From an indie and platformer angle, that durability matters because it sets the ceiling small games have to pierce. Moonlight Peaks reaching third is impressive partly because the chart beneath it is so sturdy. The eShop is not empty space waiting for the next newcomer. It is a crowded storefront where Mario, Zelda, Minecraft, Smash, and party games continue to soak up attention years after release.

Pokemon demand is fragmented across new, old, and digital-only listings

Pokemon also cuts across the July 11 ranking in several forms. Pokemon Legends: Z-A is No. 10 on the All Games chart. Pokemon FireRed is No. 12 on All Games and No. 3 on Download-Only. Pokemon Legends: Arceus is No. 15. Pokemon LeafGreen is No. 25 on All Games and No. 4 on Download-Only. Pokemon Violet is No. 29.

The sources do not explain why FireRed and LeafGreen are appearing so high, and they do not provide platform, pricing, or release-context details for those listings. What can be said from the charts is narrower but still useful: Pokemon demand is not concentrated in one current release. It is spread across newer Legends entries, a mainline Scarlet and Violet-era title, and older-named entries that are performing strongly in the download-only ranking.

That spread gives the July 11 Switch best sellers list a catalog-driven shape. Players are not only chasing the newest name at the top of the storefront. They are returning to established brands in multiple formats and price bands, though the source material does not give enough information to identify which of those factors is driving each placement. For anyone tracking Tomodachi Life Switch sales interest, that is the bigger competitive environment: a chart where nostalgia, multiplayer utility, cozy habit, and recognizable Nintendo brands all coexist.

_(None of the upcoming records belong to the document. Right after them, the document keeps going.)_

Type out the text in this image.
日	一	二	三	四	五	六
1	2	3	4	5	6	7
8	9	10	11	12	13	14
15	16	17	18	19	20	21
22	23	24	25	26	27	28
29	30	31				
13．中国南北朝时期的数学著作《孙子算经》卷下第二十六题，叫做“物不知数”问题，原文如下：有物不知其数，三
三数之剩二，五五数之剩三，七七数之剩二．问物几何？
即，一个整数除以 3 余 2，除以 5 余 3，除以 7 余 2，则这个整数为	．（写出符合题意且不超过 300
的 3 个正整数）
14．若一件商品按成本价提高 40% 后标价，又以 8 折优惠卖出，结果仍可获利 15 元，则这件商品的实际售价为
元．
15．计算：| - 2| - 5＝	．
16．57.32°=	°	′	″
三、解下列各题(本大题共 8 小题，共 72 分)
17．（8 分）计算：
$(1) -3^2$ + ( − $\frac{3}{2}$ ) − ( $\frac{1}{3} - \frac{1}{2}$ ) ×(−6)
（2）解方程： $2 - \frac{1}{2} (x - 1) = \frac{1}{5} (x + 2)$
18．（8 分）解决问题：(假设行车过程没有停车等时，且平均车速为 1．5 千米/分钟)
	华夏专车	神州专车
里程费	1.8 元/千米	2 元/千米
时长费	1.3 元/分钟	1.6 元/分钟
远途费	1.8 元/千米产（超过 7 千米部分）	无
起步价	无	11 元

How to read this week’s eShop ranking without overreading it

The July 11 eShop chart is a strong signal, but it is not a full sales report. Nintendo Everything provides rank positions for All Games and Download-Only Games, while Famitsu provides separate Japanese hardware and software numbers for the June 29 to July 5 period. Neither source in the provided material gives global digital revenue, exact eShop unit sales, discount effects, or player retention.

So the safest reading is this: Tomodachi Life: Living the Dream is the current No. 1 on the Nintendo Switch eShop All Games chart reported by Nintendo Everything for July 11, 2026. Rhythm Heaven Groove remains close behind at No. 2 after briefly pushing Tomodachi Life down the prior week. Moonlight Peaks is the strongest new discovery in the data, landing No. 3 overall and No. 1 on the download-only list. Beneath them, Switch players are still buying the durable staples: Minecraft, Smash, Mario Kart, party games, Zelda, Pokemon, sports titles, and cozy downloadables.

If you are shopping this week, the practical takeaway is to follow your play rhythm rather than the rank alone. Tomodachi Life is the chart leader if you want a social sim with ongoing check-ins. Rhythm Heaven Groove is still the hot launch if timing challenges are your thing. Moonlight Peaks is the new eShop name with the clearest discovery momentum. The chart cannot replace reviews, price checks, or performance details, but it does show where Nintendo players are putting their attention right now.